1. Passos Coelho afirmou ao Expresso que «não sente que tenha de pedir desculpas aos portugueses».
Há cerca de dezoito meses, o mesmo Passos Coelho disse que tinha a «obrigação de pedir desculpas» aos portugueses, porque havia acordado, com o Governo de Sócrates, subir os impostos, contrariando a promessa de que não permitiria que isso acontecesse. Nessa altura, considerou que era «seu dever» pedir desculpas, e pediu-as.
Ano e meio depois, Passos Coelho, já primeiro-ministro, e também ao contrário de tudo o que prometera, lança um imposto de 50% sobre o subsídio de Natal de 2011, acaba com os subsídios de férias e de Natal de 2012 e 2013, aumenta o IVA em vários produtos, aumenta o horário de trabalho e várias outras malfeitorias e diz que «não sente» que tenha de pedir desculpas.
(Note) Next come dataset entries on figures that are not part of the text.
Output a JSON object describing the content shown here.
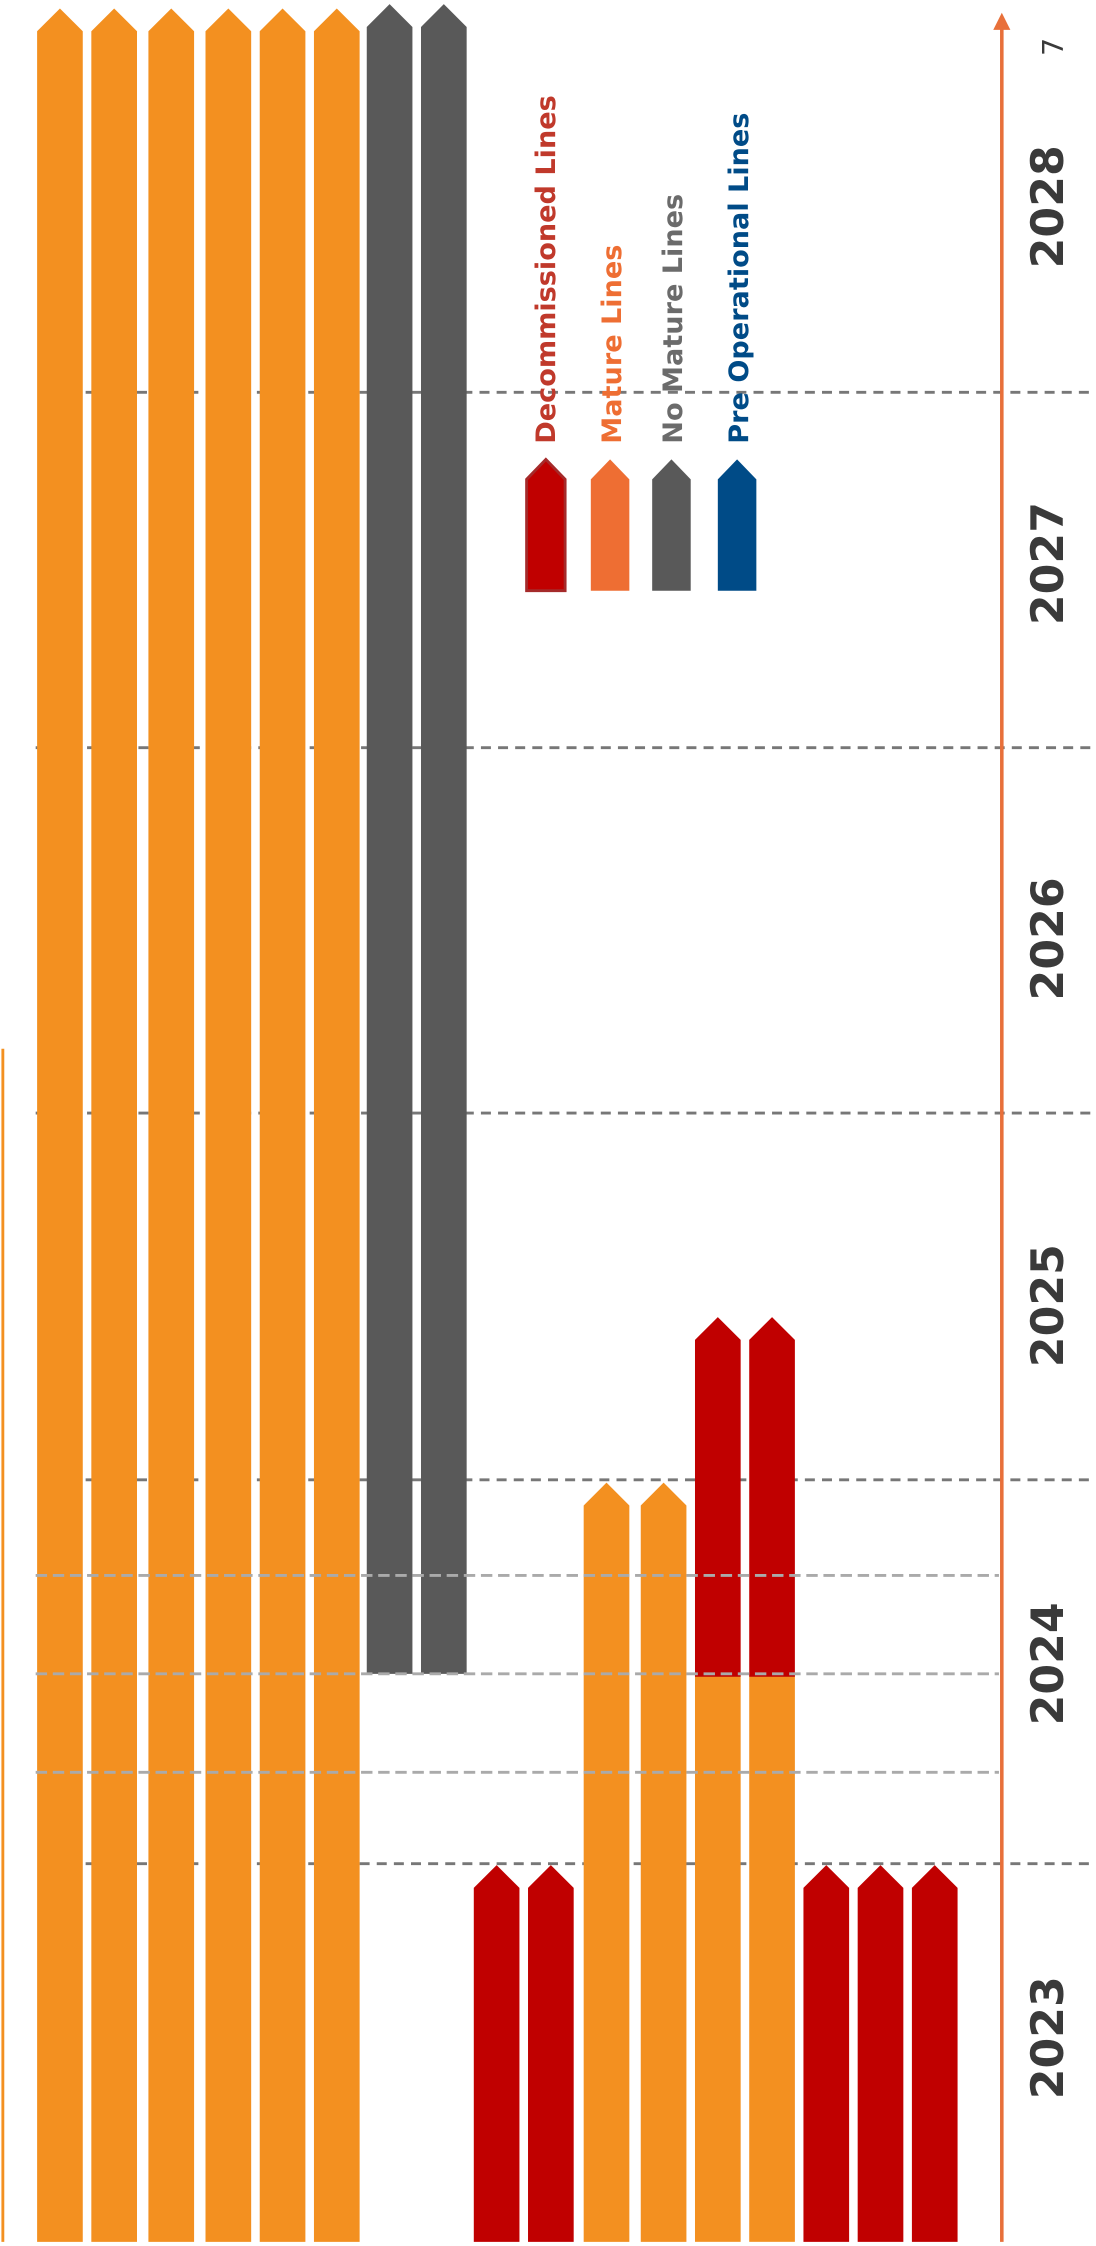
{
  "timeline": {
    "years": [
      "2023",
      "2024",
      "2025",
      "2026",
      "2027",
      "2028"
    ],
    "page_number": "7"
  },
  "legend": [
    {
      "label": "Decommissioned Lines"
    },
    {
      "label": "Mature Lines"
    },
    {
      "label": "No Mature Lines"
    },
    {
      "label": "Pre Operational Lines"
    }
  ]
}
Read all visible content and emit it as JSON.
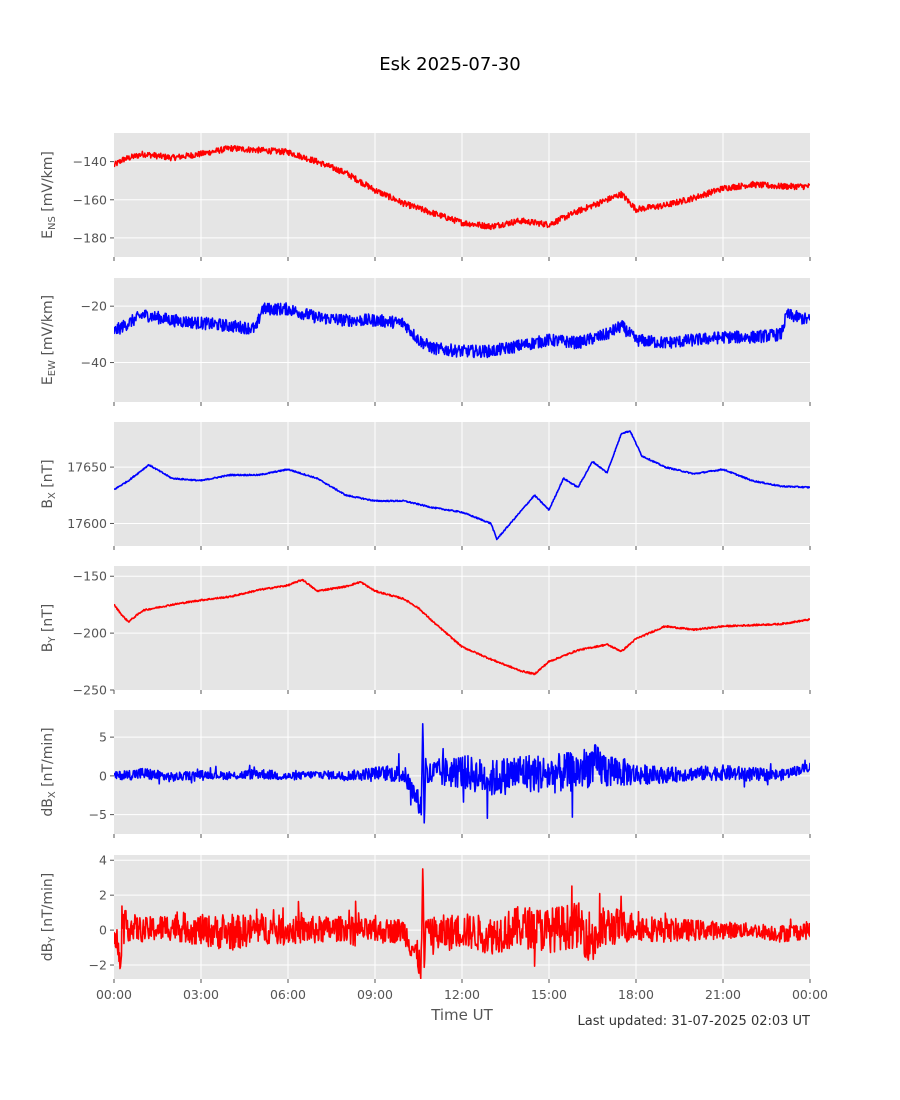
{
  "chart_data": {
    "type": "line",
    "title": "Esk 2025-07-30",
    "xlabel": "Time UT",
    "x_ticks": [
      "00:00",
      "03:00",
      "06:00",
      "09:00",
      "12:00",
      "15:00",
      "18:00",
      "21:00",
      "00:00"
    ],
    "x_range_hours": [
      0,
      24
    ],
    "grid": true,
    "footnote": "Last updated: 31-07-2025 02:03 UT",
    "panels": [
      {
        "ylabel_main": "E",
        "ylabel_sub": "NS",
        "ylabel_unit": " [mV/km]",
        "color": "#ff0000",
        "ylim": [
          -190,
          -125
        ],
        "yticks": [
          -180,
          -160,
          -140
        ],
        "noise": 1.6,
        "hours": [
          0,
          0.3,
          1,
          2,
          3,
          4,
          5,
          6,
          7,
          8,
          9,
          10,
          11,
          12,
          13,
          14,
          15,
          16,
          17,
          17.5,
          18,
          19,
          20,
          21,
          22,
          23,
          24
        ],
        "values": [
          -142,
          -139,
          -136,
          -138,
          -136,
          -133,
          -134,
          -135,
          -140,
          -146,
          -155,
          -162,
          -167,
          -172,
          -174,
          -171,
          -173,
          -166,
          -160,
          -157,
          -165,
          -163,
          -159,
          -154,
          -152,
          -153,
          -153
        ]
      },
      {
        "ylabel_main": "E",
        "ylabel_sub": "EW",
        "ylabel_unit": " [mV/km]",
        "color": "#0000ff",
        "ylim": [
          -54,
          -10
        ],
        "yticks": [
          -40,
          -20
        ],
        "noise": 2.2,
        "hours": [
          0,
          0.5,
          1,
          2,
          3,
          4,
          4.9,
          5.1,
          6,
          7,
          8,
          9,
          10,
          10.5,
          11,
          12,
          13,
          14,
          15,
          16,
          17,
          17.5,
          18,
          19,
          20,
          21,
          22,
          23,
          23.2,
          24
        ],
        "values": [
          -29,
          -26,
          -23,
          -25,
          -26,
          -27,
          -28,
          -21,
          -21,
          -24,
          -25,
          -25,
          -26,
          -32,
          -35,
          -36,
          -36,
          -34,
          -32,
          -33,
          -30,
          -27,
          -32,
          -33,
          -32,
          -31,
          -31,
          -30,
          -23,
          -25
        ]
      },
      {
        "ylabel_main": "B",
        "ylabel_sub": "X",
        "ylabel_unit": " [nT]",
        "color": "#0000ff",
        "ylim": [
          17580,
          17690
        ],
        "yticks": [
          17600,
          17650
        ],
        "noise": 0.6,
        "hours": [
          0,
          0.5,
          1.2,
          2,
          3,
          4,
          5,
          6,
          7,
          8,
          9,
          10,
          11,
          12,
          13,
          13.2,
          14,
          14.5,
          15,
          15.5,
          16,
          16.5,
          17,
          17.5,
          17.8,
          18.2,
          19,
          20,
          21,
          22,
          23,
          24
        ],
        "values": [
          17630,
          17638,
          17652,
          17640,
          17638,
          17643,
          17643,
          17648,
          17640,
          17625,
          17620,
          17620,
          17614,
          17610,
          17600,
          17586,
          17610,
          17625,
          17612,
          17640,
          17632,
          17655,
          17645,
          17680,
          17682,
          17660,
          17650,
          17644,
          17648,
          17638,
          17633,
          17632
        ]
      },
      {
        "ylabel_main": "B",
        "ylabel_sub": "Y",
        "ylabel_unit": " [nT]",
        "color": "#ff0000",
        "ylim": [
          -250,
          -141
        ],
        "yticks": [
          -250,
          -200,
          -150
        ],
        "noise": 0.7,
        "hours": [
          0,
          0.3,
          0.5,
          1,
          2,
          3,
          4,
          5,
          6,
          6.5,
          7,
          8,
          8.5,
          9,
          10,
          10.5,
          11,
          12,
          13,
          14,
          14.5,
          15,
          16,
          17,
          17.5,
          18,
          19,
          20,
          21,
          22,
          23,
          24
        ],
        "values": [
          -175,
          -185,
          -190,
          -180,
          -175,
          -171,
          -168,
          -162,
          -158,
          -153,
          -163,
          -159,
          -155,
          -163,
          -170,
          -178,
          -190,
          -212,
          -223,
          -233,
          -236,
          -225,
          -215,
          -210,
          -216,
          -205,
          -194,
          -197,
          -194,
          -193,
          -192,
          -188
        ]
      },
      {
        "ylabel_main": "dB",
        "ylabel_sub": "X",
        "ylabel_unit": " [nT/min]",
        "color": "#0000ff",
        "ylim": [
          -7.5,
          8.5
        ],
        "yticks": [
          -5,
          0,
          5
        ],
        "noise": 0,
        "spike_amp": 0.9,
        "hours": [
          0,
          1,
          2,
          3,
          4,
          5,
          6,
          7,
          8,
          9,
          10,
          10.6,
          10.65,
          10.7,
          10.75,
          10.8,
          11,
          12,
          13,
          14,
          15,
          16,
          16.5,
          17,
          18,
          19,
          20,
          21,
          22,
          23,
          24
        ],
        "values": [
          0,
          0.3,
          -0.2,
          0.2,
          0,
          0.3,
          -0.1,
          0.2,
          0,
          0.4,
          0.2,
          -4,
          7.8,
          -6.9,
          2.5,
          0,
          0.3,
          0.6,
          -0.4,
          0.5,
          0.2,
          0.6,
          1.5,
          0.8,
          0.2,
          0.1,
          0.3,
          0.4,
          0.2,
          0.1,
          1.2
        ],
        "spread": [
          0.5,
          0.8,
          0.6,
          0.5,
          0.5,
          0.7,
          0.5,
          0.5,
          0.6,
          0.8,
          1.2,
          1.5,
          0,
          0,
          0,
          1.6,
          1.8,
          2.2,
          2.4,
          2.5,
          2.5,
          2.6,
          2.8,
          2.4,
          1.4,
          1.0,
          0.9,
          1.0,
          0.9,
          0.7,
          0.6
        ]
      },
      {
        "ylabel_main": "dB",
        "ylabel_sub": "Y",
        "ylabel_unit": " [nT/min]",
        "color": "#ff0000",
        "ylim": [
          -2.8,
          4.3
        ],
        "yticks": [
          -2,
          0,
          2,
          4
        ],
        "noise": 0,
        "spike_amp": 0.9,
        "hours": [
          0,
          0.2,
          0.3,
          1,
          2,
          3,
          4,
          5,
          6,
          7,
          8,
          9,
          10,
          10.6,
          10.65,
          10.7,
          10.75,
          11,
          12,
          13,
          14,
          15,
          16,
          16.5,
          17,
          18,
          19,
          20,
          21,
          22,
          23,
          24
        ],
        "values": [
          0,
          -1.5,
          0.3,
          0,
          0.2,
          0,
          -0.2,
          0.1,
          0,
          0,
          0.1,
          -0.1,
          0,
          -2,
          4,
          -2.5,
          0.5,
          -0.3,
          0,
          -0.3,
          0.2,
          0,
          0.3,
          -0.5,
          0.2,
          0.2,
          0,
          0,
          0,
          0,
          -0.2,
          0
        ],
        "spread": [
          0.8,
          1.2,
          0.9,
          0.7,
          0.8,
          0.9,
          1.0,
          0.9,
          0.8,
          0.8,
          0.7,
          0.7,
          0.7,
          1.0,
          0,
          0,
          0,
          1.1,
          1.0,
          1.1,
          1.2,
          1.3,
          1.3,
          1.6,
          1.2,
          0.8,
          0.7,
          0.6,
          0.5,
          0.4,
          0.5,
          0.5
        ]
      }
    ]
  }
}
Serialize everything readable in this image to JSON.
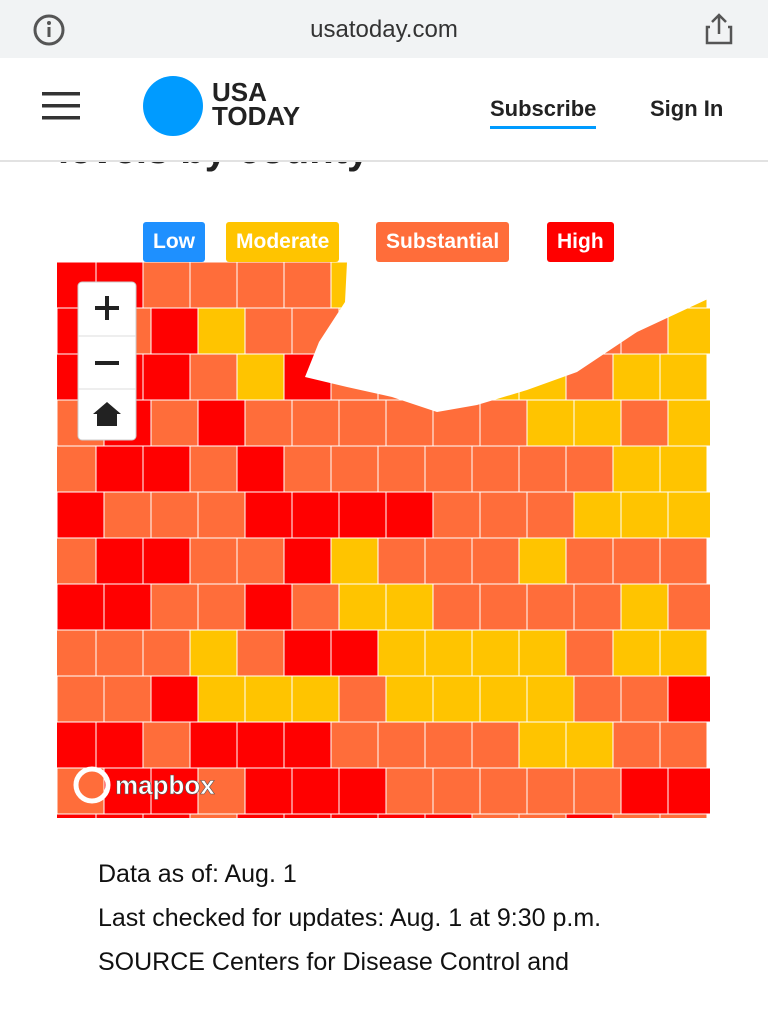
{
  "browser": {
    "url": "usatoday.com"
  },
  "header": {
    "logo": [
      "USA",
      "TODAY"
    ],
    "subscribe": "Subscribe",
    "sign_in": "Sign In"
  },
  "article": {
    "heading": "levels by county",
    "legend": [
      "Low",
      "Moderate",
      "Substantial",
      "High"
    ],
    "attribution": "mapbox",
    "notes": [
      "Data as of: Aug. 1",
      "Last checked for updates: Aug. 1 at 9:30 p.m.",
      "SOURCE Centers for Disease Control and"
    ]
  }
}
Isto significa que, entre um momento e outro, Passos Coelho perdeu duas coisas essenciais: perdeu a razão ética e perdeu a sensibilidade — agora, não só omite o dever de pedir desculpa, que invocou em Maio de 2010, como afirma não sentir que tenha de o fazer. Neste momento, portanto, nem a razão nem o sentimento o impelem a pedir desculpa por um comportamento mais grave do que aquele que, há ano e meio, o obrigou a desculpar-se perante o país.
Alcançado o poder, Passos Coelho tornou-se, do ponto de vista ético, acéfalo e pétreo. E o comportamento ético era o único argumento que ele poderia ter para se distinguir de Sócrates. Nem esse agora tem. Passos Coelho, no fundamental, passou a ser uma réplica do seu antecessor.
2. Li, num anúncio de jornal, que vai realizar-se, na próxima quinta-feira, a Cerimónia de Abertura do Ano Lectivo da Faculdade de Economia do Porto. A abertura da cerimónia está a cargo do director e presidente do Conselho Científico dessa Faculdade, prof. doutor João Proença, e o seu encerramento será presidido pelo Magnífico Reitor da Universidade do Porto, professor Marques dos Santos. Entre uma coisa e outra, ocorrerá uma Lição de Sapiência. Até este ponto, nada de estranho há para assinalar. A estranheza e a perplexidade surgem quando se lê o nome de quem vai ministrar a Lição de Sapiência: Fernando Teixeira dos Santos, ex-ministro das Finanças de Sócrates. O facto de Teixeira dos Santos ser professor daquela Faculdade não justifica, de modo algum, esta circunstância esdrúxula. A verdade é que ninguém deveria poder dar, ou sequer pensar poder dar, uma lição de sapiência em Economia, depois de ter conduzido um país à bancarrota. Convidar Teixeira dos Santos a dar uma lição de sapiência nesse domínio é tão isotérico como seria convidar Salazar a dar uma lição de sapiência sobre Democracia.
No mínimo, a decência e o decoro deveriam ter impedido quem convidou de ter convidado e quem aceitou de ter aceitado.
3. Foi mais um fim-de-semana de publicação de rankings das escolas portuguesas. Não comento o conteúdo dessas imensas listagens, porque seria estar, uma vez mais, a comentar algo que se assemelha a lixo. Há, contudo, uma observação que não posso deixar de fazer: à medida que melhor conheço as ideias e o pensamento de quem venera rankings e com eles estremece de júbilo, mais me assalta a dúvida se essa aparente volúpia não esconde, no fundo, uma impotência — a impotência de analisar com profundidade e seriedade um fenómeno. Eunucos no processo da análise e da síntese interpretativas, autocomprazem-se, uma vez por ano, com a manipulação de listas. É verdade que devemos ser compreensivos com certas dificuldades pessoais, mas com a tentativa de universalizar a castração intelectual não.